Che non disdegno signoria d’ancella.


Pour moi, j’estime que le Tasse aima successivement et peut-être en même temps Leonora, la belle camériste, Leonora Sanvitale, comtesse de Scandiano, Leonora d’Esté, Lucrezia d’Este, Lucrezia Bendidio, et plusieurs autres Leonora et Lucrezia que nous ne connaissons pas. J’affirme encore, avec le comte Mariano Alberti, qu’il faut inscrire dans la liste des conquêtes galantes du Tasse l’archiduchesse Barbara, seconde femme du duc Alphonse. Le grand poète, je suis fâché de le dire, était un véritable don Juan, et ses entreprises audacieuses lassèrent la patience de son padrone, qui les lui fit expier par une réclusion de sept années.

Neuvième tassiste. — Faire du Tasse un don Juan !… lui qui, au rapport du Manso, avait la langue aussi chaste que les oreilles ! lui qu’une turlupinade, un propos léger faisait rougir comme une jeune fille !
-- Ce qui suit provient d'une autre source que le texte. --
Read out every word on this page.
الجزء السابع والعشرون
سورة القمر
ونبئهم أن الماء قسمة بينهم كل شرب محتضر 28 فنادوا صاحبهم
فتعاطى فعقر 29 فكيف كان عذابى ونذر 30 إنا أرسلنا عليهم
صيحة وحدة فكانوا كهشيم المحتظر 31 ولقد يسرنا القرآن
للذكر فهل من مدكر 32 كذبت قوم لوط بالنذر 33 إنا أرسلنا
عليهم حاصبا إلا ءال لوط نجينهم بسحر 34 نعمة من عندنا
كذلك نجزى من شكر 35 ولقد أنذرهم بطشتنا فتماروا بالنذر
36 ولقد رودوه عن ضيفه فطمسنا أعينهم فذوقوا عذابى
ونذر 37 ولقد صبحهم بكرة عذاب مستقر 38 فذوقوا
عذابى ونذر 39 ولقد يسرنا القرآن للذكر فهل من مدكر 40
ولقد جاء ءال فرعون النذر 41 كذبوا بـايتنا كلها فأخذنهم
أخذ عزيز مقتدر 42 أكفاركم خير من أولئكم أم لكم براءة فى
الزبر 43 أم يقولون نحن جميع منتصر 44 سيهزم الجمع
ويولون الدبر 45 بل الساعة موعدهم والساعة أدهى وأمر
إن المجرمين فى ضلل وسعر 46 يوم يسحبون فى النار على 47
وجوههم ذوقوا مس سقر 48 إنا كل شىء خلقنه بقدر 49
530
Dixième tassiste. — Disons plutôt, avec le Manso, avec Muratori et avec Tiraboschi, que le Tasse avait un penchant naturel à l’exaltation qui le prédisposait à la folie. Sans un grain de folie, est-on vraiment poète ? Ajoutons qu’il écrivait difficilement ; les efforts trop soutenus d’un opiniâtre labeur finirent par altérer sa santé et assombrir son imagination. Le duc Alphonse l’aimait et le fit enfermer à l’hôpital Sainte-Anne, non pour le punir (c’est une calomnie), mais pour le guérir.
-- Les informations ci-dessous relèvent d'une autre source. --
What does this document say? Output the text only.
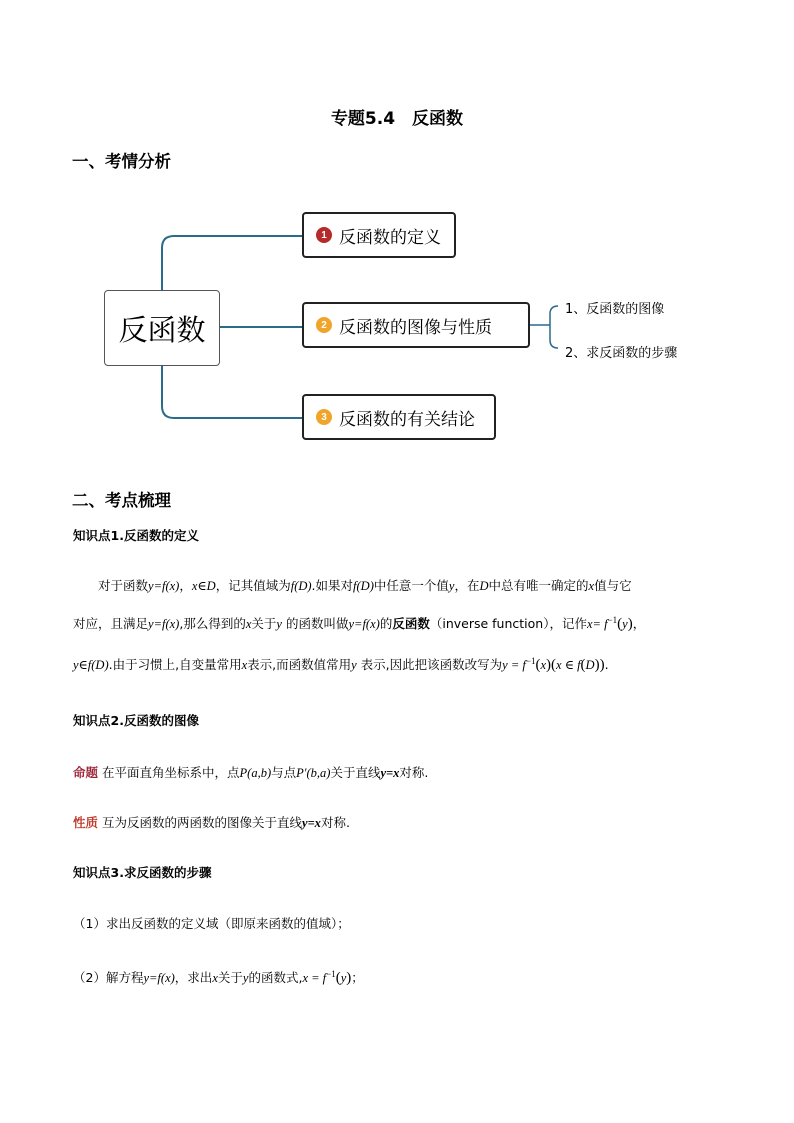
专题5.4　反函数
一、考情分析
反函数
1 反函数的定义
2 反函数的图像与性质
3 反函数的有关结论
1、反函数的图像
2、求反函数的步骤
二、考点梳理
知识点1.反函数的定义
对于函数y=f(x)，x∈D，记其值域为f(D).如果对f(D)中任意一个值y，在D中总有唯一确定的x值与它
对应，且满足y=f(x),那么得到的x关于y 的函数叫做y=f(x)的反函数（inverse function），记作$x= f^{-1}(y)$，
y∈f(D).由于习惯上,自变量常用x表示,而函数值常用y 表示,因此把该函数改写为$y = f^{-1}(x)(x$ ∈ f(D)).
知识点2.反函数的图像
命题 在平面直角坐标系中，点P(a,b)与点P′(b,a)关于直线y=x对称.
性质 互为反函数的两函数的图像关于直线y=x对称.
知识点3.求反函数的步骤
（1）求出反函数的定义域（即原来函数的值域）；
（2）解方程y=f(x)，求出x关于y的函数式$,x = f^{-1}(y)$；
Onzième tassiste. — Défions-nous, monsieur le baron, des bonnes intentions du duc Alphonse. Si le Manso l’a ménagé, c’est que le Manso était de ces hommes qui, en parlant aux princes, n’ont jamais une parole plus haute que l’autre. Quant à Muratori et à Tiraboschi, ils furent l’un et l’autre bibliothécaires des ducs de Modène, et les ducs de Modène étaient les héritiers collatéraux d’Alphonse II. Voilà ce qui explique bien des choses. Le fait est qu’Alphonse II n’était pas le meilleur des hommes : dans une lettre adressée au duc d’Urbin, le Tasse se plaint de ce que son padrone avait un penchant marqué à la malignità.

Douzième tassiste. — Monsieur le baron, ce texte est douteux : dans les meilleures éditions, on lit à la magnanimità. Et quand il faudrait lire malignità, qu’est-ce que cela prouverait ? Plaignons les princes qui ont l’imprudence de se brouiller avec la race irritable des écritoires !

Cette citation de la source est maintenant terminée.